Frequently asked questions
What if we don't have any other plugins with gadget chains—are we still vulnerable?
Yes, you remain vulnerable to the object injection itself. However, the immediate exploitable impact (code execution, file deletion, data theft) depends on the presence of a gadget chain. That said, you should assume your WordPress environment includes plugins or themes that may harbor such chains, especially in large deployments. Patching immediately is the only reliable mitigation; do not rely on the assumption that no gadget chains exist.
Can we mitigate this without updating the plugin?
Partial mitigation is possible: remove Subscriber accounts that do not require them, restrict access to the WordPress admin by IP or WAF rule, and disable the import settings feature if unused. However, these are temporary measures. A determined attacker with Subscriber access can still attempt exploitation. Patching is the only complete solution.
Does this vulnerability allow unauthenticated exploitation?
No. The vulnerability requires at least Subscriber-level authentication. However, Subscriber is the default lowest-privilege authenticated role in WordPress, and many sites grant this role to customers, contributors, or other non-admin users. This means the attack surface is much larger than admin-only vulnerabilities.
How do I know if a patched version has been released?
Visit the official WooCommerce plugin repository (wordpress.org/plugins/infinite-scroll-and-ajax-pagination/) or contact the plugin vendor directly. Check the version history and release notes for any mention of security fixes or deserialization handling. Apply the latest available version and verify it is greater than 1.8.
This analysis is provided for informational purposes and should not be considered legal, financial, or official security advice.

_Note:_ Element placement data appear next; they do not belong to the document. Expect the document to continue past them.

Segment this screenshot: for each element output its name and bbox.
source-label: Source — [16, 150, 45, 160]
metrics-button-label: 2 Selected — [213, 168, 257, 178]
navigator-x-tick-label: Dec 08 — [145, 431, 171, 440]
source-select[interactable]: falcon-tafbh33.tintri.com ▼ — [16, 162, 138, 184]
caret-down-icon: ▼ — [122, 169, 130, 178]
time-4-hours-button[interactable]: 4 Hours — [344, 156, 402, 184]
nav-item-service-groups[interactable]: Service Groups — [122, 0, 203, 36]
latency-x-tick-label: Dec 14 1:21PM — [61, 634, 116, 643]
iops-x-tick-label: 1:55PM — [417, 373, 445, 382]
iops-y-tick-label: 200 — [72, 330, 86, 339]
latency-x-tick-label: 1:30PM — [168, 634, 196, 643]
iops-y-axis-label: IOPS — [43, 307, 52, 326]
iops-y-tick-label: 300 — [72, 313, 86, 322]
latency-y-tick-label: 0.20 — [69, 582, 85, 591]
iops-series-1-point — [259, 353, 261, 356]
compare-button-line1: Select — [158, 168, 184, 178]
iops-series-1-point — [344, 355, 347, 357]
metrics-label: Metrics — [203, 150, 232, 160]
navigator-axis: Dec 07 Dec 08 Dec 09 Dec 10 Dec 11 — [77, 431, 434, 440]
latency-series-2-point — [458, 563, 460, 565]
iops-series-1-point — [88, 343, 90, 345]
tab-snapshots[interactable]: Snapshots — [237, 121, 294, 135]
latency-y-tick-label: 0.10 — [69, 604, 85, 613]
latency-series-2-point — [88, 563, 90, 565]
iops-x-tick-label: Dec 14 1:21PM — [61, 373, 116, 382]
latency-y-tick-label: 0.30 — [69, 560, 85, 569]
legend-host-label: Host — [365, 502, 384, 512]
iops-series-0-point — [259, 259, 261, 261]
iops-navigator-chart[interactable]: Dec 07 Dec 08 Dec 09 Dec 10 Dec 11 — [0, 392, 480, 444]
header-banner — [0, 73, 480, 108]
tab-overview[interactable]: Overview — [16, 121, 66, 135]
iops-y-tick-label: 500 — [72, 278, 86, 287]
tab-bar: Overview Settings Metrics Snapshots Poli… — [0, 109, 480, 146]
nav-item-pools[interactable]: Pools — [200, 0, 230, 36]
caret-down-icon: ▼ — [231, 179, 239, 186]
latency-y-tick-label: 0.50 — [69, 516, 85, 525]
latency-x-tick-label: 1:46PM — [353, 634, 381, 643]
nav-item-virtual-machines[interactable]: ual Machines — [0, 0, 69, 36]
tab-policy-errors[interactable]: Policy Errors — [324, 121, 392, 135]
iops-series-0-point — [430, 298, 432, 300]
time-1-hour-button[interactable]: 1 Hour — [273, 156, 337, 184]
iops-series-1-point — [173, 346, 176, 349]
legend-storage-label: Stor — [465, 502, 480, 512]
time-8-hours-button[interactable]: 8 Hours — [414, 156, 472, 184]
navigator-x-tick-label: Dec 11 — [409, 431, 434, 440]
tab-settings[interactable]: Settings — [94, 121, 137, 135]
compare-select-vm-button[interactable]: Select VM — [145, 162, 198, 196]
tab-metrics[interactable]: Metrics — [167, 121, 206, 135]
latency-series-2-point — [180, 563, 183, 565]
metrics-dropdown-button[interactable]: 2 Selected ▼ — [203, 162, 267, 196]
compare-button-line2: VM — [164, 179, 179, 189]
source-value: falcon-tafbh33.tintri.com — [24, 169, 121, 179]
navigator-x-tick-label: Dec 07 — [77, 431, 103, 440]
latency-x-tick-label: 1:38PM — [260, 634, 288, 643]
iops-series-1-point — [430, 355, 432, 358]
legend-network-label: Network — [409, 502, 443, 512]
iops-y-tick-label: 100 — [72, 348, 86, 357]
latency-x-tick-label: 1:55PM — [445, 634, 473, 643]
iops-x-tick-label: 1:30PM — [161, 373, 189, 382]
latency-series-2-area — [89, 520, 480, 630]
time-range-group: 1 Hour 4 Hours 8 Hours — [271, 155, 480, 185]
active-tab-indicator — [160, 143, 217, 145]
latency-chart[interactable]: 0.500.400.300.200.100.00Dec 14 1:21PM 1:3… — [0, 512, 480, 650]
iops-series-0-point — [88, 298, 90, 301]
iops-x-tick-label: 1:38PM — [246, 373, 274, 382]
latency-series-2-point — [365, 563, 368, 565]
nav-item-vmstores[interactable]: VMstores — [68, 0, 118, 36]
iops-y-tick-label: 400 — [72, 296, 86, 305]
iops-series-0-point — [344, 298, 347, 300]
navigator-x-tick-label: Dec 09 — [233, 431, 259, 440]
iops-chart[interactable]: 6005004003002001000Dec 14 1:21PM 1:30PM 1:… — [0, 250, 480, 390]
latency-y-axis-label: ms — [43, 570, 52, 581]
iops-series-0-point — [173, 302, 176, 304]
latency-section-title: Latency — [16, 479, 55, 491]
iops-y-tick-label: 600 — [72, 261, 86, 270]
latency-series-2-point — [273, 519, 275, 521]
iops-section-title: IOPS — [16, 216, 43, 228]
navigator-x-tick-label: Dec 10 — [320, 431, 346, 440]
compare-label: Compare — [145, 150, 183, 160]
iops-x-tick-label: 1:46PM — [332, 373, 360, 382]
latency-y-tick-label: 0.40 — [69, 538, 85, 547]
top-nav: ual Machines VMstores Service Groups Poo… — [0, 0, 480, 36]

CVSS scores, vulnerability details, and affected versions are based on the provided source data and vendor disclosures. Organizations must verify patch versions against official vendor advisories and test patches in non-production environments before deployment. Actual impact may vary based on plugin and theme configurations, WordPress version, and installed gadget chains. SEC.co recommends engaging qualified security professionals for comprehensive risk assessment and incident response planning. Source: NVD (public-domain), retrieved 2026-07-07. Analysis generated by SEC.co (claude-haiku-4-5).